A quem mudar?
O iraniano Bayazid Bistâmi, grande mestre do sufismo, deixou por escrito uma experiência sua, que volta e meia trago-a presente para meu proveito pessoal. Especialmente neste tempo pandêmico que estamos vivendo, a referida experiência tem uma grande atualidade. Ei-la:
“Na juventude, eu era um revolucionário e assim rezava: ‘Dai-me energia, ó Deus, para mudar o mundo’. Ao chegar à meia-idade, notei que metade da vida já passara sem que eu tivesse mudado ser humano algum. Então, mudei minha oração, dizendo a Deus: ‘Dai-me a graça, Senhor, de transformar os que vivem comigo dia a dia, como minha família e meus amigos; com isso já ficarei satisfeito’. Agora que sou velho e tenho os dias contados, percebo bem quanto fui tolo assim rezando. Minha oração, agora, é apenas esta: ‘Dai-me a graça, Senhor, de mudar a mim mesmo’. Se eu tivesse rezado assim, desde o princípio, não teria esbanjado a minha vida”.

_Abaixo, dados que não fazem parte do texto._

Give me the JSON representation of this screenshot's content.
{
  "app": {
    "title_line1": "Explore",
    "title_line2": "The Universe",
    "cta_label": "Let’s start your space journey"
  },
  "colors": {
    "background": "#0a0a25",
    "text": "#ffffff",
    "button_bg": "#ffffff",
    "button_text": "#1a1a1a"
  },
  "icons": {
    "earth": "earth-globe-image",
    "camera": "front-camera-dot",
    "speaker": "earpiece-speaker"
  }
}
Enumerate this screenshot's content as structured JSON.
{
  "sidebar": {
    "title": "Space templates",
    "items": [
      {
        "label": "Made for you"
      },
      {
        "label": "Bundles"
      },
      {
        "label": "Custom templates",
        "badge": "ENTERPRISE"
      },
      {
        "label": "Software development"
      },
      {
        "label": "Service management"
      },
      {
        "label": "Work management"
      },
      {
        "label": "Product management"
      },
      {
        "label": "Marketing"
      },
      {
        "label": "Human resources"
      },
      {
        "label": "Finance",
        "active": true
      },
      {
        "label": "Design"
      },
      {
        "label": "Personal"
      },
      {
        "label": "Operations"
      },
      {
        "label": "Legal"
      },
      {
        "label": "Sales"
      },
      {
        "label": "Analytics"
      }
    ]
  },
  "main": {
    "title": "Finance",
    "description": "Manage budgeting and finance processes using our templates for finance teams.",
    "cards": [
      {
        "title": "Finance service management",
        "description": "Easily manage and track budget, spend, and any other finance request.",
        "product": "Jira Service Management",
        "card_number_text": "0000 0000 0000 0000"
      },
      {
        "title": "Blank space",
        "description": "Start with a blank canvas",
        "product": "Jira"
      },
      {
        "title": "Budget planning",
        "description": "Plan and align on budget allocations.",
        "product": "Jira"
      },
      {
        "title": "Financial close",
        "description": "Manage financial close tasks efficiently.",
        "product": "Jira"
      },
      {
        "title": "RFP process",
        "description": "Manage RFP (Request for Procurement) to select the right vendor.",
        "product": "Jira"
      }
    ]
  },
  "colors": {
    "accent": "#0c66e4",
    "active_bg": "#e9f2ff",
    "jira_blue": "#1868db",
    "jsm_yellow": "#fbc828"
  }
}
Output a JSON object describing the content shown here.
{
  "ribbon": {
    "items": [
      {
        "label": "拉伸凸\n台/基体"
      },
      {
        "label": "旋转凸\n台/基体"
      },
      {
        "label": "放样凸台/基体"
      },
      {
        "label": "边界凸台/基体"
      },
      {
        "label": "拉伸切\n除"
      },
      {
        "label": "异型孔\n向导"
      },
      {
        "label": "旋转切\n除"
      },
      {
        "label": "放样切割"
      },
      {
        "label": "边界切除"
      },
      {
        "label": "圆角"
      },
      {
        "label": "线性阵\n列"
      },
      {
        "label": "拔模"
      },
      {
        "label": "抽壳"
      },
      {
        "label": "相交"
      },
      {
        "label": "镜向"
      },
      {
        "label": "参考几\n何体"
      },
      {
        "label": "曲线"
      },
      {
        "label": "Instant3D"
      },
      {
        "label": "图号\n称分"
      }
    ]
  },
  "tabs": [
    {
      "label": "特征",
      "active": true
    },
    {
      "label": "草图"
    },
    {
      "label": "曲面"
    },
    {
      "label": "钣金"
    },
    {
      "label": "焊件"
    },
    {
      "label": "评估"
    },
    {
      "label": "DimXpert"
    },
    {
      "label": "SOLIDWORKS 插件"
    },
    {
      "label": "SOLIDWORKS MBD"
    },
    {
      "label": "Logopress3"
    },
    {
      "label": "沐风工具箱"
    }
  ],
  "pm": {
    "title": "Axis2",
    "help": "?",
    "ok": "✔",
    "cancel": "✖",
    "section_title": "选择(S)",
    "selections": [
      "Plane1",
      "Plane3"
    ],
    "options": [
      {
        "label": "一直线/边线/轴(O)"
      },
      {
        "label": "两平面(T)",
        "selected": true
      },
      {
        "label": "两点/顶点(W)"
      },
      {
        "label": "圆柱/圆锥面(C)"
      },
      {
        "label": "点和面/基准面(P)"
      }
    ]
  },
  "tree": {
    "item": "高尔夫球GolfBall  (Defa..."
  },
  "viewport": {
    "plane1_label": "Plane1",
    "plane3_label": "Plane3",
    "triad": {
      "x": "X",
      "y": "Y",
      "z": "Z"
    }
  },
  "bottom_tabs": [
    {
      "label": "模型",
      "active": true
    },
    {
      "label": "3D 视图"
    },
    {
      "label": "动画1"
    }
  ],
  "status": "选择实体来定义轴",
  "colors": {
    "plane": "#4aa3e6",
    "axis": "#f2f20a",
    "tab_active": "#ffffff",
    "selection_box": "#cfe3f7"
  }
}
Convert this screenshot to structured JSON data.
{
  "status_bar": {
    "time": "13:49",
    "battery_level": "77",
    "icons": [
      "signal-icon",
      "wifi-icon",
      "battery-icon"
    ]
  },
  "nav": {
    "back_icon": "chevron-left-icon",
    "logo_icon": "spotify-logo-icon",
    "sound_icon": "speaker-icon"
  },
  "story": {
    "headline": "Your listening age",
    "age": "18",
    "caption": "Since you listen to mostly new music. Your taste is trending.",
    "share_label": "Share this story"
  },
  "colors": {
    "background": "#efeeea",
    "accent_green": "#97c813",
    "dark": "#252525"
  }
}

A experiência da pandemia, certamente aflorou bem mais o desejo do nosso ego de querer “mudar o mundo” e “mudar o outro”. Como nunca, através especialmente pelos meios virtuais, as fórmulas de “mudar o mundo” e “mudar o outro” multiplicaram-se. Algumas delas até foram e são propagadas como quase infalíveis e absolutas. Esse desejo do nosso ego, aflorado pela experiência da pandemia, é saudavelmente bem-vindo.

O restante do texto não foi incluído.